The next thing was to haul up the implement which, after much consideration, we had devised for driving in the post. 'Twas a massy stump of a tree, which, both together, we could heave about two feet above the ground—such a thing as resembled in some sort the big wooden pummet which road-menders use for hammering down the cobbles in the streets, though our pummet had no handle either at the top or the side, but must be heaved up by main force from the bottom. We tied it many times round with our creeper ropes, and, having mounted again on to the platform, we began to haul. But the weight of the pummet, and our heaving, and the being both on one side of the platform, was too much for our frail support; the scaffolding fell apart, down we toppled headlong after the pummet, and the strain upon the sustaining ropes being too great, one of them snapped, and down came the post, falling very luckily in the opposite direction from us, or we might have been killed, or at least had our heads broken.

Billy fairly howled with disappointment at this overthrow of our hopes, and let forth many of the ugly words which he had learnt, either at Limehouse or aboard the Lovey Susan. Indeed, it was a most vexatious accident, for the labour of a good many days was undone in a moment, and we had to begin over again, both to erect the corner-post and to construct a scaffolding. Billy, who was like a child in some things, declared and vowed he would work no more on the big hut. "I take my davy I won't," says he. "What's the good? Here's another big hole tore in my breeches. Why should you and me work like slaves when there ain't no call for it, victuals growing free? And as for lodgings, the small hut is good enough for me. We don't want a castle when there ain't no one here but dogs and pigs; and I tell you what it is, master, we don't eat enough pork, and I wish we had some onions;" and so he talked on, and I said nothing, for I knew he would grumble until he was tired, and then readily take up his work again. So in fact it proved, for after a day's idleness, or rather change, we spending the day in hunting for eggs, we set to work to weave more ropes and put together another scaffolding, which when we tried it stood very steady, even when we hauled up the pummet. With this pummet we drove the corner-post into the earth inch by inch, lifting it with our hands (it was as much as we could do) and then letting it fall plump on the head of the post. 'Twas terribly slow work, and hard too, and we thought our backs would break across the middle, they ached so much, only we had to pause in the driving every now and then to let down our platform, in proportion as the post went deeper into the ground, and this of course took a great while. However, we drove the post at last to the depth of four feet, and then Billy was just as elated as before he had been cast down, for the post stood so massive and solid that it seemed nothing short of an earthquake could move it; and that was strong enough for us, for against an earthquake, if it came, of course we could do nothing. Having succeeded with our first post, we did not take quite so long about erecting the other three; but it was near six weeks, I should think, before we got all four in position, I mean six weeks after we had felled the trunks, they having then to be pointed with our rude axes, and the scaffolding having to be built up afresh with the same care for the fourth post as for the first.
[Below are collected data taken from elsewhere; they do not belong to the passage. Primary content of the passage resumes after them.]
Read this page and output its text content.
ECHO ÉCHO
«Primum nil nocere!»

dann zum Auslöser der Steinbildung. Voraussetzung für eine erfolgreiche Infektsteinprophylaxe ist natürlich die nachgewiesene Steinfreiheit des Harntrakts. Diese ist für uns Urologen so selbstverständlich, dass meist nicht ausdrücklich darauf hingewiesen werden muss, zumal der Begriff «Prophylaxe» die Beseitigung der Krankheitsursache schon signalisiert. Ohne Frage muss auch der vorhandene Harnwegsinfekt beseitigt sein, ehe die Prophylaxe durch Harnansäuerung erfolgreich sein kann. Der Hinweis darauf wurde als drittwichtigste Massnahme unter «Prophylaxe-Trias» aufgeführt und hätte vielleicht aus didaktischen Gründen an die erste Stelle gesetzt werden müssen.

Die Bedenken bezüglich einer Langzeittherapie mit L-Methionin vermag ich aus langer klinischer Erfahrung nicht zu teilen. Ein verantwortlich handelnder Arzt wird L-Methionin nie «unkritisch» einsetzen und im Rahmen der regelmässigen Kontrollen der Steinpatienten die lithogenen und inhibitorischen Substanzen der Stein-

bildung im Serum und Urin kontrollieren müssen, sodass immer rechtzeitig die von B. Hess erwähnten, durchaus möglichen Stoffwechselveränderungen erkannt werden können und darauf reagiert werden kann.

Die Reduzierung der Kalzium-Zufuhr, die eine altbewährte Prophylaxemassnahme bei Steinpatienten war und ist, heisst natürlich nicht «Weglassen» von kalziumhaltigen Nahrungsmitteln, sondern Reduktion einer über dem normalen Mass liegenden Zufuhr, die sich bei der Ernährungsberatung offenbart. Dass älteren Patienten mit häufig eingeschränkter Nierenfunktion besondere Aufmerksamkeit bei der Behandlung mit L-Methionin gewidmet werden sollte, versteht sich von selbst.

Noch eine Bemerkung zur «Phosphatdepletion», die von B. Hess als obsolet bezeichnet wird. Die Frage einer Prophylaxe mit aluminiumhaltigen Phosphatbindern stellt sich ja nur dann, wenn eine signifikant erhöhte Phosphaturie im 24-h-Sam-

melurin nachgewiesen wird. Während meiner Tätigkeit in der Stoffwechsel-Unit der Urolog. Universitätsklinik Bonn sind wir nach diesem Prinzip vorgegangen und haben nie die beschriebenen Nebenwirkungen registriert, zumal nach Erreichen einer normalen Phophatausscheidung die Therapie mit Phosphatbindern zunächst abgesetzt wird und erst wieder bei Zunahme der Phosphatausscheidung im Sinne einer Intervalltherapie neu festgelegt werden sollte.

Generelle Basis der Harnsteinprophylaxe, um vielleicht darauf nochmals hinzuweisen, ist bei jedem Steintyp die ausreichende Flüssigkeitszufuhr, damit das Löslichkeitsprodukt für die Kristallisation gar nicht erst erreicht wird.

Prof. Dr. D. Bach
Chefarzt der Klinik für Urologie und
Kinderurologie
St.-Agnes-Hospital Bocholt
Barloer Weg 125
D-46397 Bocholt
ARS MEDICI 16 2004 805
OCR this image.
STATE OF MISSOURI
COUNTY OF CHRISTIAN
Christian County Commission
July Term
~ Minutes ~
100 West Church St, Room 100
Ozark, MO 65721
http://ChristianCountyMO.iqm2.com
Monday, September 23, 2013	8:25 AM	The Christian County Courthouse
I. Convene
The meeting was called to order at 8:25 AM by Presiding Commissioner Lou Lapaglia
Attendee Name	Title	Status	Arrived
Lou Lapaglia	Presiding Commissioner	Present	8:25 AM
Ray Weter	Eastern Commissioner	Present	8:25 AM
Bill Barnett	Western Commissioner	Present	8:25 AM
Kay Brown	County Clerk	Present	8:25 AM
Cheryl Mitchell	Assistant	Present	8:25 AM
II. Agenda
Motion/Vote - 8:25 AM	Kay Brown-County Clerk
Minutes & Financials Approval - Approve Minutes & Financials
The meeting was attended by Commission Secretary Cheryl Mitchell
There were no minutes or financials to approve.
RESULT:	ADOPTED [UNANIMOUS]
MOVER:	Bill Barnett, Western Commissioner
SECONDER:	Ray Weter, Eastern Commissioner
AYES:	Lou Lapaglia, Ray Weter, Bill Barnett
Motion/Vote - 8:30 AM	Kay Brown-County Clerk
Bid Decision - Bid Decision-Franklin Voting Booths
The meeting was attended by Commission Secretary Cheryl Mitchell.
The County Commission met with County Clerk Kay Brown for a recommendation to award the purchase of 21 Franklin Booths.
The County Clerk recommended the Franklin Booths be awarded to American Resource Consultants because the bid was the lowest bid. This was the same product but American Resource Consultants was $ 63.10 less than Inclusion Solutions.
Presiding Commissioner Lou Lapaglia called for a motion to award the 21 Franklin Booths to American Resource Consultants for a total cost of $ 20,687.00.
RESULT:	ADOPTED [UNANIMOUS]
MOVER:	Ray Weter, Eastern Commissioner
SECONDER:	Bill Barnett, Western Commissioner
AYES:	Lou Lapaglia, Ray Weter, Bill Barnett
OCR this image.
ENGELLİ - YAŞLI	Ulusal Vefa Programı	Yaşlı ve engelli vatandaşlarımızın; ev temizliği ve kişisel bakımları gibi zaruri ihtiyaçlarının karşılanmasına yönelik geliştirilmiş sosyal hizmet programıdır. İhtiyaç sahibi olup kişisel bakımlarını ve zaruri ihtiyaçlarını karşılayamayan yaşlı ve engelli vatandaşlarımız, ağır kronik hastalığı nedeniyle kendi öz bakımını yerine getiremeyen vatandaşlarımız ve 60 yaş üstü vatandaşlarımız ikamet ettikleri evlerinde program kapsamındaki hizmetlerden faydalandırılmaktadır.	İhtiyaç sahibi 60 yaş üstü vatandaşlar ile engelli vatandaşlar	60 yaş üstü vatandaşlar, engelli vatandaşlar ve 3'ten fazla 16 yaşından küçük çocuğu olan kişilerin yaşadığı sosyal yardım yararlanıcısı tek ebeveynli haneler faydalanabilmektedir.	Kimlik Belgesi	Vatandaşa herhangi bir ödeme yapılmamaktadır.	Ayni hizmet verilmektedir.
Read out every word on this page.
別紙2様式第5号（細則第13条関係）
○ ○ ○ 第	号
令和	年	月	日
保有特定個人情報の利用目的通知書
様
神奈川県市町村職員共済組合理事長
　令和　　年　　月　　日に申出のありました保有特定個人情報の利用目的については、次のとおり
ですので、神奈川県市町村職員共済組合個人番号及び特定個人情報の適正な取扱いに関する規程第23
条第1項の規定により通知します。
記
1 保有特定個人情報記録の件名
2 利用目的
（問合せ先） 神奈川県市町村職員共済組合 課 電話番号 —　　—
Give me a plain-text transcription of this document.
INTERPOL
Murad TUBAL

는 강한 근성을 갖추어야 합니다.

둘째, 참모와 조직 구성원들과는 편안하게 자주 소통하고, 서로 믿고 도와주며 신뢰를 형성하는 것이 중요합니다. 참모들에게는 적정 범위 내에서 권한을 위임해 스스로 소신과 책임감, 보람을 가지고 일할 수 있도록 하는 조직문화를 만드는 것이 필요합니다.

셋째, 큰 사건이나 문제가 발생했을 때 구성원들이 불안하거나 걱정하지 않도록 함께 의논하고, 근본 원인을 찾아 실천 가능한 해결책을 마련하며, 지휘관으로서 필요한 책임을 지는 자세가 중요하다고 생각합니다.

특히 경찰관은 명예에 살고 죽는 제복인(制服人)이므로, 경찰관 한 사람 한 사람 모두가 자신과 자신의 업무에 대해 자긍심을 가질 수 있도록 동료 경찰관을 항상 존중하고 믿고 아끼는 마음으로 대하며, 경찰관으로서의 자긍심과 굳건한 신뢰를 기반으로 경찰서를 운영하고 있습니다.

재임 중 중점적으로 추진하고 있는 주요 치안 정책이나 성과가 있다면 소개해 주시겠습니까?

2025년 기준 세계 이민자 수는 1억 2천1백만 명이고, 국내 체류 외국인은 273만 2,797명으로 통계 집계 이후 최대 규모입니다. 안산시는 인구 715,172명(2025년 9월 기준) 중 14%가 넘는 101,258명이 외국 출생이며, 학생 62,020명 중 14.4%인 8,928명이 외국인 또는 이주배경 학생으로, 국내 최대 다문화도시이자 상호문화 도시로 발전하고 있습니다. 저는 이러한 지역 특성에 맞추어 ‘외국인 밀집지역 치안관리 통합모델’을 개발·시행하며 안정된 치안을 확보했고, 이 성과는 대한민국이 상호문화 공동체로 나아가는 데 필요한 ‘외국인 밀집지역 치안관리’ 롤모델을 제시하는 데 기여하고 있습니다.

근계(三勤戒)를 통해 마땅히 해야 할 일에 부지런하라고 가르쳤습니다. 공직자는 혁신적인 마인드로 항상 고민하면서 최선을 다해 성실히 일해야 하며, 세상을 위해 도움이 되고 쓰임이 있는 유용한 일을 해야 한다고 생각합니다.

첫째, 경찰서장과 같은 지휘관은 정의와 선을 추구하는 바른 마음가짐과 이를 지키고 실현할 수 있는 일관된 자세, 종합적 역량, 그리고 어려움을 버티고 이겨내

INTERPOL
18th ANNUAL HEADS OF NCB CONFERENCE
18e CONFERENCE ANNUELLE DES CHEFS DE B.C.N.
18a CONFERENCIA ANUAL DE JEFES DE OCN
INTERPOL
When we had the four posts up we were very well satisfied with our handiwork, but desperately weary, for we had stuck to it day after day without respite except to get our food and perform the other articles of our regular life—bathing, and going up to our watch-tower, as we called it, and so forth. Accordingly I said to Billy that we would take a week's holiday before we made the walls of our house, on which Billy sighed very heavily.

"Why, don't you want a holiday?" I asked him.

"'Course I do, master," says he, "but how can you have a holiday without any beer?"

He then told me that when his father took a holiday, he drove to some country part near London—Islington, or maybe Hampstead—and spent the day in playing skittles and drinking beer. This put a notion into my head, and the first day of our holiday we played skittles with some short posts set up in the sand on the beach, bowling at them with cocoa-nuts. 'Twas as good a sport as we could devise at that time, though we soon came to invent a better, as you shall hear.

CHAPTER THE EIGHTH

OF MY ENCOUNTER WITH A SEA MONSTER; AND OF THE MEANS WHEREBY WE PROVIDED OURSELVES WITH ARMS

I think it was on the second day of our week's holiday that we had a terrible fright, which affected us the more because hitherto there had been so little to alarm us. We had eaten our dinner, and were roaming idly along the high ground in the west of the island, when, looking over the brink, Billy spied some nests among the rocks in the face of the cliff. We had never been able to obtain near so many eggs for our food as we wished, the hens laying their eggs, as I have said, in secret places which required much searching for, and for that we did not on our working days care to spend time. But spying these nests, Billy was set on clambering down to them to see if they contained eggs, which would make us a very good supper.